Senator Schumer. But there was some – I am sorry to cut you off, but there was some dissent within the administration, and Jim Comey did express at some point – that is all I asked you – some reservations.

Attorney General Gonzales. The point I want to make is that, to my knowledge, none of the reservations dealt with the program that we are talking about today. They dealt with operational capabilities that we are not talking about today.

Senator Schumer. I want to ask you again about them, just we have limited time.

Attorney General Gonzales. Yes, sir.

Senator Schumer. It has also been reported that the head of the Office of Legal Counsel, Jack Goldsmith, respected lawyer and professor at Harvard Law School, expressed reservations about the program. Is that true?

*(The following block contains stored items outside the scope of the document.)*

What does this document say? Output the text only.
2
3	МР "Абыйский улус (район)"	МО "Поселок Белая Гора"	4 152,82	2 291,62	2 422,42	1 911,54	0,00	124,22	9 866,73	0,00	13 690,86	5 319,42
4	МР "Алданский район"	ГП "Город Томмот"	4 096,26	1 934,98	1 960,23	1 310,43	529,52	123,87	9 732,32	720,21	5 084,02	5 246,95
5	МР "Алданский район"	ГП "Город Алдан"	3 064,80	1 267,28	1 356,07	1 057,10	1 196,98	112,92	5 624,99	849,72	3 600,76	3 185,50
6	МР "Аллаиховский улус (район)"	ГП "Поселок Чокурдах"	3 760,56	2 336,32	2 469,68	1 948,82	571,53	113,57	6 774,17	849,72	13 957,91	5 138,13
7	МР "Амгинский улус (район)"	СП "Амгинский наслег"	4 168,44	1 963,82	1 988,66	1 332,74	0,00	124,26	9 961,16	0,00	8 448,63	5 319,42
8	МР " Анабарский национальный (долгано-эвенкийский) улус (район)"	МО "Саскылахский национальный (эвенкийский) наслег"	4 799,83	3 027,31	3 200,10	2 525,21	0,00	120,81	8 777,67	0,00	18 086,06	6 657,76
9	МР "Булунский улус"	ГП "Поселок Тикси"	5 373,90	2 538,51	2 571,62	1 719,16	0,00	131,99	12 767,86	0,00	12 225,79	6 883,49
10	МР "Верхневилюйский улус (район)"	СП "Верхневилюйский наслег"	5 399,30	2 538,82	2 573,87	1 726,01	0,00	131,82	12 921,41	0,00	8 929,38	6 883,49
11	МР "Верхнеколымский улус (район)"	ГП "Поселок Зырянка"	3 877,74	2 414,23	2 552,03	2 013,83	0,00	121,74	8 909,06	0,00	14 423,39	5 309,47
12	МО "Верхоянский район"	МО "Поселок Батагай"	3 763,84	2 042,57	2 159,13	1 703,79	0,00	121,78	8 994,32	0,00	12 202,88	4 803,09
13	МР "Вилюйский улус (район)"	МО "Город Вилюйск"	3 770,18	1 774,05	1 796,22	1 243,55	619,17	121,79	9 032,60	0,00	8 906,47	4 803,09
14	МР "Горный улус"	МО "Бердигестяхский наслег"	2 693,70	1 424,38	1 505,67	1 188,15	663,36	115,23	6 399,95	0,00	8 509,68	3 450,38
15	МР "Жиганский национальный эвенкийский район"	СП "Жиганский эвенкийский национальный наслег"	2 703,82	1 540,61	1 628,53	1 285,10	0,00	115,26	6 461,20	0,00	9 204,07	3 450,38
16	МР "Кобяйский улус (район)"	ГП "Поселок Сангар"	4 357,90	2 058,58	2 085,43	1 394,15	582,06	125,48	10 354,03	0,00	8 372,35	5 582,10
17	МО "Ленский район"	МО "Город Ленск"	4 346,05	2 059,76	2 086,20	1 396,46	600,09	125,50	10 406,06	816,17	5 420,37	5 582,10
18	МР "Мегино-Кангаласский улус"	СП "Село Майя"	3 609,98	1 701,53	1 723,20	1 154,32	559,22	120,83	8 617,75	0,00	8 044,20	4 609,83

Attorney General Gonzales. Senator, rather than going individual by individual—

Senator Schumer. No, I think we are – this is—

Attorney General Gonzales. By individual, let me just say that I think the differing views that have been the subject of some of these stories does not – did not deal with the program that I am here testifying about today.

Senator Schumer. But you are telling us that none of these people expressed any reservations about the ultimate program. Is that right?

Attorney General Gonzales. Senator, I want to be very careful here. Because of course I am here only testifying about what the President has confirmed. And with respect to what the President has confirmed, I believe – I do not believe that these DOJ officials that you are identifying had concerns about this program.

In addition, on April 6, 2006, in answer to a question from then House Judiciary Committee Chairman James Sensenbrenner about the hospital visit, which had been reported in the press, you responded: “Mr. Chairman, what I can say – and I'm sure this will not be acceptable, but let me say it anyway – is that I have testified before that the disagreement that existed does not relate to the program the President confirmed in December to the American people.”

We ask for your prompt response to the following question: In light of Mr. Comey’s testimony yesterday, do you stand by your 2006 Senate and House testimony, or do you wish to revise it?